The theme of this year's conference was the 'human-centred museum'. With this in mind, our talk focused on ways of approaching the unique challenges and opportunities of providing services to people in a museum context through the lense of service design. Ariana spoke as the "innie" – a design professional working inside the museum. I was the outsider, and Dana the bridge between.
During the talk we walked through a series of service design case studies as well as introducing some methods and tools commonly used in service design. At the core were these design principles:
I began by introducing how I see design through the words of Herbert Simon from his 1969 book The Sciences of the Artificial: “Everyone designs who devises courses of action aimed at changing existing situations into preferred ones.”
But to know what is a preferred situation you first need to understand the current situation. You need to find out WHY things are the way they are.
A great example of someone doing this is Principal Gunn at Gibson Elementary in St. Louis. Student attendance was very low and the principal Gunn couldn’t figure out why. To better understand the situation she visited families of truanting students and found that many didn’t have access to washing machines.
The kids weren’t going to school because they were embarrassed about their dirty clothes.
Once Principal Gunn got to the root of the problem she was able to design a solution. Whirpool were approached to donate washing machines and dryers for the students to use.
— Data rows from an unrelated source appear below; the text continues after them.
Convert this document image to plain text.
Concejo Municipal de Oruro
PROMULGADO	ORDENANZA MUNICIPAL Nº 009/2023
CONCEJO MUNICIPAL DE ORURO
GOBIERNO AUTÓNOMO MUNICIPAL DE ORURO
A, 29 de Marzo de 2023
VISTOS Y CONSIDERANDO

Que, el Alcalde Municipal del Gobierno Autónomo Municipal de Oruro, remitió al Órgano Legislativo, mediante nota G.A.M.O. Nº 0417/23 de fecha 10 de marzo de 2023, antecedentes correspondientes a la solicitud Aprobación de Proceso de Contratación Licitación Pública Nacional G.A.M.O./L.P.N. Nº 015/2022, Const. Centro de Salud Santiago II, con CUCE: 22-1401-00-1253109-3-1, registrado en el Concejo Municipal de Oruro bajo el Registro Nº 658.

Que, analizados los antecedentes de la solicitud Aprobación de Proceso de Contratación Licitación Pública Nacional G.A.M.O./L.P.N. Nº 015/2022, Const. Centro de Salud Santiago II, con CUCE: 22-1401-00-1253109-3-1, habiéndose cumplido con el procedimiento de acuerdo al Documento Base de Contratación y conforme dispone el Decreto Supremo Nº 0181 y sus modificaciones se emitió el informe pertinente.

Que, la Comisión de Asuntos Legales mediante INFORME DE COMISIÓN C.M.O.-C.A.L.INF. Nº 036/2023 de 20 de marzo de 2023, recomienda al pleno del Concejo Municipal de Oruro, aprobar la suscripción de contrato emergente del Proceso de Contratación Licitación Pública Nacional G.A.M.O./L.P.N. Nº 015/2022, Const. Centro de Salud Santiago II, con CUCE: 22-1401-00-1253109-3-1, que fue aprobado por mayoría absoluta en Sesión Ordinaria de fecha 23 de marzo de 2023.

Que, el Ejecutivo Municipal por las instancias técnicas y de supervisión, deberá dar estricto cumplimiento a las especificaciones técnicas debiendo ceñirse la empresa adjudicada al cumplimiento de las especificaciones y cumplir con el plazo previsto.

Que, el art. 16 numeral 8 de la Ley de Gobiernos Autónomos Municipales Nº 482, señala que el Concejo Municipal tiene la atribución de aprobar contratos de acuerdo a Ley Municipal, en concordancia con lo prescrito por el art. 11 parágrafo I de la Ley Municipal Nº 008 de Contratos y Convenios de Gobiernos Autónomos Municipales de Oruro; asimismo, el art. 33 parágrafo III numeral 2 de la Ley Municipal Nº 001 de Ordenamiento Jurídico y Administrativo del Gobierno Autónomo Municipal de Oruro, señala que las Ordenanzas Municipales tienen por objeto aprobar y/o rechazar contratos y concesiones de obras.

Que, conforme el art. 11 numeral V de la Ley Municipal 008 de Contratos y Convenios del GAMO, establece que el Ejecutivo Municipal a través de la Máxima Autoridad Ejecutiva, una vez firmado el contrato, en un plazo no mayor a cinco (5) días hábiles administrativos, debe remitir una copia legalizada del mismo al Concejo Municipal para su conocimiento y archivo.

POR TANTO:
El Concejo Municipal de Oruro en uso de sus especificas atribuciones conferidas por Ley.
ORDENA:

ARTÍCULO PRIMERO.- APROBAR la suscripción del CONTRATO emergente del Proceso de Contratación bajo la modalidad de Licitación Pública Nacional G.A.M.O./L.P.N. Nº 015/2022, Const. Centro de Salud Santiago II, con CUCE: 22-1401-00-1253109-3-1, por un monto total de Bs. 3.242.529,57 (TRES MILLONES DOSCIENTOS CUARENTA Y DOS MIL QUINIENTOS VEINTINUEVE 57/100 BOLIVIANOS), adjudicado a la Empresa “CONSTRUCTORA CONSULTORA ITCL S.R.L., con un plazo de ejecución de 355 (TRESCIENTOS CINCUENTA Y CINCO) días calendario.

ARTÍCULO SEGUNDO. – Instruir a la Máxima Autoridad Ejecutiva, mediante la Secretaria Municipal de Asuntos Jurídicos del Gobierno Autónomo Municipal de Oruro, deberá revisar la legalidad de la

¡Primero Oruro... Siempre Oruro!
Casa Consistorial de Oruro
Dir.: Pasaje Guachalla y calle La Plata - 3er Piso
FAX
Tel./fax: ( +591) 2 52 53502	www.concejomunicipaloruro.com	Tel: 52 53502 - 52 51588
Attendance for 90% of truanting students rose and their motivation in class also went up. Principal Gunn “designed” a better solution by first understanding why things were as they were.
She also ensured she was designing the right thing before designing the thing right (thanks Bill Buxton). The right thing to design for wasn't truanting kids, it was dirty clothes. If she'd concentrated only on the truanting problem her solution would have been a lot different and possibly not as successful. You can read more about this here and here.
Asking 'why' and solving the right problem is no less important in a museum context (nor any other). Many organisations often jump to producing solutions without sufficient understanding of context or people, sometimes implementing inappropriate (and expensive) services which don't achieve their objectives. It was our message that the use of design methods and principles can greatly help in creating appropriate and successful services, no matter the context.